Im Themenbereich der Organisation finden sich die Pflegeheime des Kanton Zürichs in einer Wandlungsphase. Sie beschäftigen sich stark mit der Zusammenarbeit beispielsweise zwischen Fach- und Management sowie die Pflege mit dem ärztlichen Dienst.

Weitere Themen sind Digitalisierung, Innovation, Prozesse, Entwicklung und Transformation. Einige Organisationen streben den Abbau von Hierarchien und die Bildung agiler Teams an.


Alles andere als verstaubt.


Demografie/ Politik

In Bezug auf die Demografie und Politik sind neben der steigenden Multimorbidität auch die Finanzierung und die Abbildung und Abgeltung von gerontopsychiatrischen Pflegekosten Themen, die die Organisationen beschäftigen. Die Veränderungen in der Mittel- und Gegenständeliste (MiGel) seitens des Bundesamts für Gesundheit sowie das Elektronische Patientendossier (EPD), welches seit April 2022 verpflichtend ist, sind ebenfalls genannt worden. Diese Themen wurden zwangsweise bearbeitet und boten in den letzten Jahren einige Herausforderungen.


Fachkräftemangel

Im Personalbereich sind die Langzeitpflegeorganisationen aufgrund des Fachkräftemangels gefordert. Krankheitsausfälle sowie unbesetzte Stellen erfordern herausfordernde Stellenpläne, die wiederum zu vermehrten Krankheitsabwesenheiten führen können.

Die Rekrutierung ist ein weiteres zentrales Thema.

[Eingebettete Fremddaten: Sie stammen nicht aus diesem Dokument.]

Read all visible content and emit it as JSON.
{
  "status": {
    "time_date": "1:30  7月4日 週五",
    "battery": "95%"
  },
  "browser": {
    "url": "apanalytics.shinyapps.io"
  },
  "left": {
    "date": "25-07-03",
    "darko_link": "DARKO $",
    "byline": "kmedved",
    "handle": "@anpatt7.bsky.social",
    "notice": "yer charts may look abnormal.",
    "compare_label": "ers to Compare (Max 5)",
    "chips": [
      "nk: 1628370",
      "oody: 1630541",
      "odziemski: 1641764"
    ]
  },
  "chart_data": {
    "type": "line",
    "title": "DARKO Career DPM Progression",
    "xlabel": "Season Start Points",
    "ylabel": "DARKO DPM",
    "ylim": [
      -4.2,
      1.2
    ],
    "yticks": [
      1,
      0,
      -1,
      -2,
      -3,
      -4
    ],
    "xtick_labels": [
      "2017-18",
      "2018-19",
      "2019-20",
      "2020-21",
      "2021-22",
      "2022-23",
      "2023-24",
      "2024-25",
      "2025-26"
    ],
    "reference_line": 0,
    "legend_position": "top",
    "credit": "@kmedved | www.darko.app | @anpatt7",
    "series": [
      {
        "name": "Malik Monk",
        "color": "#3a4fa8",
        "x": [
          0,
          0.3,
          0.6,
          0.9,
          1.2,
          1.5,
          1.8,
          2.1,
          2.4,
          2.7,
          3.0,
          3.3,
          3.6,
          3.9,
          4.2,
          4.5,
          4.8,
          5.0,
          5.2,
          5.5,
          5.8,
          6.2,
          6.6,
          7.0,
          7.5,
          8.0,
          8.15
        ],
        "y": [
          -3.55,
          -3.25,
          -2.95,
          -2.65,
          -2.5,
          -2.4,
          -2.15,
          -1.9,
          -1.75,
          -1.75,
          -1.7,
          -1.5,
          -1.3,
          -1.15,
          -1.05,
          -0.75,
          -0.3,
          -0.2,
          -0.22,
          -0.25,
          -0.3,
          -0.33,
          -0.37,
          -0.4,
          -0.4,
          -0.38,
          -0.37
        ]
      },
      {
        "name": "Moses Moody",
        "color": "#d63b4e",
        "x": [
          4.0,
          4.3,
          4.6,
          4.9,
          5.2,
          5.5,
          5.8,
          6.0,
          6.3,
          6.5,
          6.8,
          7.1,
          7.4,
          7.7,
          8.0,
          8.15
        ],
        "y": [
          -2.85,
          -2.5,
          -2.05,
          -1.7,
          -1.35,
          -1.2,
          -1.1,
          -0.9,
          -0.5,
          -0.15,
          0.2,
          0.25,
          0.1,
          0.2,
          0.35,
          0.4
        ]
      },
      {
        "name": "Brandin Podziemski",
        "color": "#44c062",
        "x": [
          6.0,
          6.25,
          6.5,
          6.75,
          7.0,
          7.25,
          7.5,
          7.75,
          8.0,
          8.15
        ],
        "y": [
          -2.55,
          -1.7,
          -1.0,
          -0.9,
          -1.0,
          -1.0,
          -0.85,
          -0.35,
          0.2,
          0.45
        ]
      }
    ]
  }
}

Die Arbeitsplatzattraktivität, die Dienstzeiten sowie die Löhne spielen dabei eine wichtige Rolle. Abwerbungen von anderen Organisationen sind dabei hinderlich, kommen jedoch vor. Der Einsatz der Mitarbeitenden im Skill & Grade Mix ist ebenfalls genannt worden.


Der Fachkräftemangel zeigt sich deutlich auch in der Langzeitpflege.


Diskussion

Insgesamt zeigt die Umfrage von Better Nursing, dass die stationäre Langzeitpflege im Kanton Zürich sich intensiv mit der mit der Optimierung ihrer Abläufe, der Verbesserung der Pflegequalität und der Bewältigung des Fachkräftemangels auseinandersetzen.


Diese Themen benötigen viele interne Ressourcen und sind meist von längerfristiger Dauer. Die Erstellung, Implementierung und stete Evaluation erfordern spezifisches Fachwissen.


Zudem deuten die Themen verschiedene Flugebenen an. Eine Transformationen von einem Alters- zu einem Pflegeheim ist anders einzuordnen als die Einbindung einer zahnmedizinischen Versorgung.


Nichtsdestotrotz sind alle genannten Themen von hoher Relevanz. Die Ausprägung und Priorisierung wird in den einzelnen Betrieben unterschiedlich sein. Doch scheint es gemeinsam zu sein, dass die Pflegequalität für die Teilnehmenden der Umfrage wichtig ist.


Aus der Umfrage heraus war es kein primäres Ziel repräsentative Aussagen über den Langzeitpflegebereich zusammenzufassen. Ich hoffe dennoch dieser Beitrag inspiriert Organisationen pflegerelevante Themen anzugehen, dranzubleiben und sich wenn nötig von umliegend Unterstützung zu suchen.